The solution to murders involving guns proposed by
Connecticut U.S. Senators Dick Blumenthal and Chris Murphy appears to be, on
the face of it, pre-Constitutional – indeed, pre-legal -- and primitive. When innocent
school children and some staff members of Sandy Hook Elementary School in
Newtown are murdered by a 21 year old recluse who has a passion for violent
internet games – and then the murderer commits suicide, precluding the usual
trial process -- justice requires the production of a scapegoat, say the
National Rifle Association (NRA),
upon which guilt may be heaped, usually for political purposes.
The senators gather
together in their political huts, make inquiries, identify and question
victims, after which the assault weapon is brought forward. The murder weapon,
say an AR15, is suitably charged, pronounced guilty and disposed of. The
village elders are praised, retire to applause, go home and sleep the sleep of
the just, hoping that no one else in the village may be murdered with assault
weapons they have not yet pronounced guilty.
In the modern
parable, the family members of victims, their lawyers, their supporters in
Congress and in the media, have accused not only the weapon used to wrest from
them their innocent sons and daughters, but the maker of the weapon as well;
not even the pre-literate, primitive villagers in Frazier’s account were so
bold as to hold accountable the maker of the knife they pronounced guilty of
murder. But then, there were no 21st century lawyers among them, and
no modern politicians hanging their elections on sympathy hooks.
Modern law is coldly
just, not persuaded, usually, by convincing displays of emotion. When a murder
occurs, blind justice insists, usually, that the murderer be held responsible
for his actions, and not the implement he uses to commit his crime – still less
the maker of the instrument of destruction. There is no rule on earth to which
there is not at least one exception, Cardinal John Henry Newman tells us. And
so in this case, there are exceptions.
A thief steals a
car. In it is a small baby. In his haste to get away, the thief runs the car
into a tree and the baby dies. Thieves are notoriously poor, but can monitory
retribution legally be sought from the far wealthier car maker in this case?
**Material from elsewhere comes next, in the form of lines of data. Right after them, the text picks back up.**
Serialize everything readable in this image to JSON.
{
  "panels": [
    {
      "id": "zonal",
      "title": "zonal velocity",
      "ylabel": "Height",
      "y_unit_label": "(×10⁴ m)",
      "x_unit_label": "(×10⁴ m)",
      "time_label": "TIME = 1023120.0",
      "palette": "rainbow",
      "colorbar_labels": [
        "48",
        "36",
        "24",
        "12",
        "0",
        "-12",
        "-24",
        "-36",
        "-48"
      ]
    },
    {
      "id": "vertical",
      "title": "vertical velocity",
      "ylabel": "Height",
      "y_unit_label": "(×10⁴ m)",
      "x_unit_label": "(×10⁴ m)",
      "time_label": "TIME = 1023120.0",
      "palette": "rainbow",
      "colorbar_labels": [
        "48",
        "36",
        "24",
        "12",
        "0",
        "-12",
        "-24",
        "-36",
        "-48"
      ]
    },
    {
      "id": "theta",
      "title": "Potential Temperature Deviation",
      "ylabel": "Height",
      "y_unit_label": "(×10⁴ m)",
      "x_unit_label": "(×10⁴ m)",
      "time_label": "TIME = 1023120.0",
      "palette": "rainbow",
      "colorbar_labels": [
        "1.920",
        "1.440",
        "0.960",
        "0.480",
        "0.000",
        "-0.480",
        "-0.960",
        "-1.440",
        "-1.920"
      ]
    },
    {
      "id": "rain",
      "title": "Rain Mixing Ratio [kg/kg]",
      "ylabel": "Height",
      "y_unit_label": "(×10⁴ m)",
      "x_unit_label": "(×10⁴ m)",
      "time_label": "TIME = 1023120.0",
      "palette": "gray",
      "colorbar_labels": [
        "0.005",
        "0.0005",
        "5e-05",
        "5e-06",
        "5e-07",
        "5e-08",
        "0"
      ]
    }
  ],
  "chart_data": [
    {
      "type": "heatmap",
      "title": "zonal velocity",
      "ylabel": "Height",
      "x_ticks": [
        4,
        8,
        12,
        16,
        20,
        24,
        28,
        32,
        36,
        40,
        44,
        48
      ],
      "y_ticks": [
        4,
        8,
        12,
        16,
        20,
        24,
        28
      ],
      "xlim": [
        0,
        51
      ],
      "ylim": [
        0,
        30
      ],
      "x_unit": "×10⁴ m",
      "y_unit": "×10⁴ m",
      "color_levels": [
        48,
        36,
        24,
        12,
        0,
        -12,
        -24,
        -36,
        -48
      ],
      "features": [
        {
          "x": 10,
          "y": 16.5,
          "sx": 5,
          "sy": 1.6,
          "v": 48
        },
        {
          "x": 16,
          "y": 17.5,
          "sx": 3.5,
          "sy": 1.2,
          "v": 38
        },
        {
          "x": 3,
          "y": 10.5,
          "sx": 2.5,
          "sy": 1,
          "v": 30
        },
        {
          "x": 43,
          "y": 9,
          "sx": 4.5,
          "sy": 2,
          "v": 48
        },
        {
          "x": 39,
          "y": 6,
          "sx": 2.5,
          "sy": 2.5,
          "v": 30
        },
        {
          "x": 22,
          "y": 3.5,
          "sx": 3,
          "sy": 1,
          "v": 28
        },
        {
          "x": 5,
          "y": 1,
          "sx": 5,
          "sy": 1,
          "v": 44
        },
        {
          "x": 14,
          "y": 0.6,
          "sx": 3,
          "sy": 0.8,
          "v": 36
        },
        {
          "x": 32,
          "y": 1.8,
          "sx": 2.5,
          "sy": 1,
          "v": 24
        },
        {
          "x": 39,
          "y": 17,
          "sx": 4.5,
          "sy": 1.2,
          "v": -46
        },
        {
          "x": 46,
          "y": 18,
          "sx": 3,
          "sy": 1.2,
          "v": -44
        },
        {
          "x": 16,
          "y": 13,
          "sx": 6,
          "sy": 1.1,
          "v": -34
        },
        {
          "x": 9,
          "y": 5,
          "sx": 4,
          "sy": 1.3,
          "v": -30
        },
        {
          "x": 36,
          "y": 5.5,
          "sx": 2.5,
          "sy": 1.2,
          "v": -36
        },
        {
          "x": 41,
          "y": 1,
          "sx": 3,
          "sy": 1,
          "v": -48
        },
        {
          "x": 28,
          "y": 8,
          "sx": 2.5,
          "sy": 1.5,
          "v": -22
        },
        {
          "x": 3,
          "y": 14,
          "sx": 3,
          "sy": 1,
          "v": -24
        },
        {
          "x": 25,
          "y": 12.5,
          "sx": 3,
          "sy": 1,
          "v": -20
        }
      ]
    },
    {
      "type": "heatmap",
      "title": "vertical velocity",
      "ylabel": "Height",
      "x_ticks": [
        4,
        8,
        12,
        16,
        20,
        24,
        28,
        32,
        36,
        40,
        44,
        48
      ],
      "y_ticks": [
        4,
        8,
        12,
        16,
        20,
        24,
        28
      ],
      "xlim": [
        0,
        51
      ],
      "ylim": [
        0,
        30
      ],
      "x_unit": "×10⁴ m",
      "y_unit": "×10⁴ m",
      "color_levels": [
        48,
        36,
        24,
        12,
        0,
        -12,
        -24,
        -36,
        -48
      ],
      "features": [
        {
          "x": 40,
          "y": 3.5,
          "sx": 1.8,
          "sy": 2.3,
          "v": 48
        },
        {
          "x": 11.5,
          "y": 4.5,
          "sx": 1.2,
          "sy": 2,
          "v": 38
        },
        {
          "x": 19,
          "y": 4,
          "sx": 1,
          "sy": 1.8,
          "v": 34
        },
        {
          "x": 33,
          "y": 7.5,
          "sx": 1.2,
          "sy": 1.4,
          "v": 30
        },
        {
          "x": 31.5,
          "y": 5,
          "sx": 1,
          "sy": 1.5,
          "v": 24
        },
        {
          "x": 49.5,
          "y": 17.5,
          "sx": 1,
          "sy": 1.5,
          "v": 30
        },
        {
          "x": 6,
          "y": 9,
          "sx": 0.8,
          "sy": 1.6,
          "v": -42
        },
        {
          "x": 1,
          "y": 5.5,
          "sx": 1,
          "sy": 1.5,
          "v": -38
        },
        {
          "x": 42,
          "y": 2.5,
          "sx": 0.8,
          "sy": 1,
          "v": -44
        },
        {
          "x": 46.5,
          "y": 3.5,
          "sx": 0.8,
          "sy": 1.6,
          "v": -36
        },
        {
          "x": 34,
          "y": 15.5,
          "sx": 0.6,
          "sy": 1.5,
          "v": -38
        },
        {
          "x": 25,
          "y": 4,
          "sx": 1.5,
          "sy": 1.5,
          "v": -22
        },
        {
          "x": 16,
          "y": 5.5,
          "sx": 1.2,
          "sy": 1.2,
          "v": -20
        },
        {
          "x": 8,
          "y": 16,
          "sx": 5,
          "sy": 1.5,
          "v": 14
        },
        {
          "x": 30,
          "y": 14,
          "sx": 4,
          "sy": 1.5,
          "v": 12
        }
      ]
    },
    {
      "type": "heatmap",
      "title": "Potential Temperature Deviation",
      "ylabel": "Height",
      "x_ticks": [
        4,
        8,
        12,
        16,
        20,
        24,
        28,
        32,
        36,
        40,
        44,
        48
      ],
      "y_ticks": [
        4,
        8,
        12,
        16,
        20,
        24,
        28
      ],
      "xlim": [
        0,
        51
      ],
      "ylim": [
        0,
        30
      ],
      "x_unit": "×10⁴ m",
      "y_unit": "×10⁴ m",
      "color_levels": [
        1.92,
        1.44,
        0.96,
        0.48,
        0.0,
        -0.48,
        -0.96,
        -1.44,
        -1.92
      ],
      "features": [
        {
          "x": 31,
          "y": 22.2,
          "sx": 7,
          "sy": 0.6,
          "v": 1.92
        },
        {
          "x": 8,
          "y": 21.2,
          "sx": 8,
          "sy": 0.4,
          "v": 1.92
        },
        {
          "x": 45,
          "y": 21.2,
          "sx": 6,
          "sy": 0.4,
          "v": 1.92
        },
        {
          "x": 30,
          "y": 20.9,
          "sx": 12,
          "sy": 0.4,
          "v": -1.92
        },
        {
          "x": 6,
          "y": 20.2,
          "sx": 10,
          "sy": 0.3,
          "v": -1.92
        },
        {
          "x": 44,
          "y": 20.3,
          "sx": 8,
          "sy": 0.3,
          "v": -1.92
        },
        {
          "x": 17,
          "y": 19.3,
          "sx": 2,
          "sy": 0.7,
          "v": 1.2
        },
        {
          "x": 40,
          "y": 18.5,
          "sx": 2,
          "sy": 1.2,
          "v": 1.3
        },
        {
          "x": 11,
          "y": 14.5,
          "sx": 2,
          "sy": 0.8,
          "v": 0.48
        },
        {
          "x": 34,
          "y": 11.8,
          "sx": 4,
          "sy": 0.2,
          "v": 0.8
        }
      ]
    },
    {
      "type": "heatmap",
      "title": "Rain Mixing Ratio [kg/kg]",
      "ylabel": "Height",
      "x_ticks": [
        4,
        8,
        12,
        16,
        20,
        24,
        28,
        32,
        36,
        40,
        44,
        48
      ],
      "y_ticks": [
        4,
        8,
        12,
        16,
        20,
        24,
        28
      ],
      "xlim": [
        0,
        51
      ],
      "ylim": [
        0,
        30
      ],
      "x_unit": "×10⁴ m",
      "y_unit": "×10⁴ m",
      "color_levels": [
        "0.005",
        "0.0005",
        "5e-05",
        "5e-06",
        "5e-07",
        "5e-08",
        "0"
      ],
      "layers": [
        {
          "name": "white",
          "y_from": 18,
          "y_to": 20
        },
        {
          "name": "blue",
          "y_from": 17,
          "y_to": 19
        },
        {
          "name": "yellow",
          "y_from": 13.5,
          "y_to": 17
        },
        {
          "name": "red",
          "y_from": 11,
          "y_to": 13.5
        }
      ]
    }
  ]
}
The answer, generally, is no – unless the accident had been caused by a defect
for which the car maker may be held responsible.
In the Sandy Hook
slaughter, the gun used by the shooter, an AR15, was lawfully purchased by the
killer’s mother, murdered by her son with a different weapon, a .22 rifle. The
use of the AR15 in the commission of the crime obviously had not been
authorized by the purchaser; apart from psychological defects, this may be the
reason the murderer committed matricide. It is obvious also that the weapon was not
defective. The question arises: Is the connection between the manufacturer of
the AR15 and the shooter so attenuated in this case that a suit should be
denied? Superior Court Judge Barbara Bellis already has answered that question
affirmatively; her ruling has been
appealed to the Connecticut Supreme Court, which has agreed to hear the case.
This columnist will
not try the case here or venture to guess how the court will decide the issues
before it.
The purpose of this
column is to suggest gently that one of the justices sitting on this case should
have recused himself; Associate Justice
Andrew McDonald has, as past co-chair of the General Assembly’s Judiciary Committee,
fervently asserted a firm position on gun control. The case before him, heard
by the Supreme Court on November 14, indisputably involved gun control by suit.
Permitted to sue gun manufacturers because third parties misuse their product,
anti-gun proponents – in Connecticut, they are legion -- will be able to drive
manufacturers out of business through costly litigation, which is why there is a
federal law preventing such suits.
Courts, strict
constructionists sometimes point out, should not become mini-legislatures in
their judgements; modest appellate courts will fervently observe the doctrine
of the division of powers the Constitution assigns to the three branches of
government. But the converse is also true. Legislators appointed to Appellate
and Supreme Courts should not be permitted to import their legislative
preferences into judgements they may make, and in McDonald’s case the
importation would seem to be irresistible.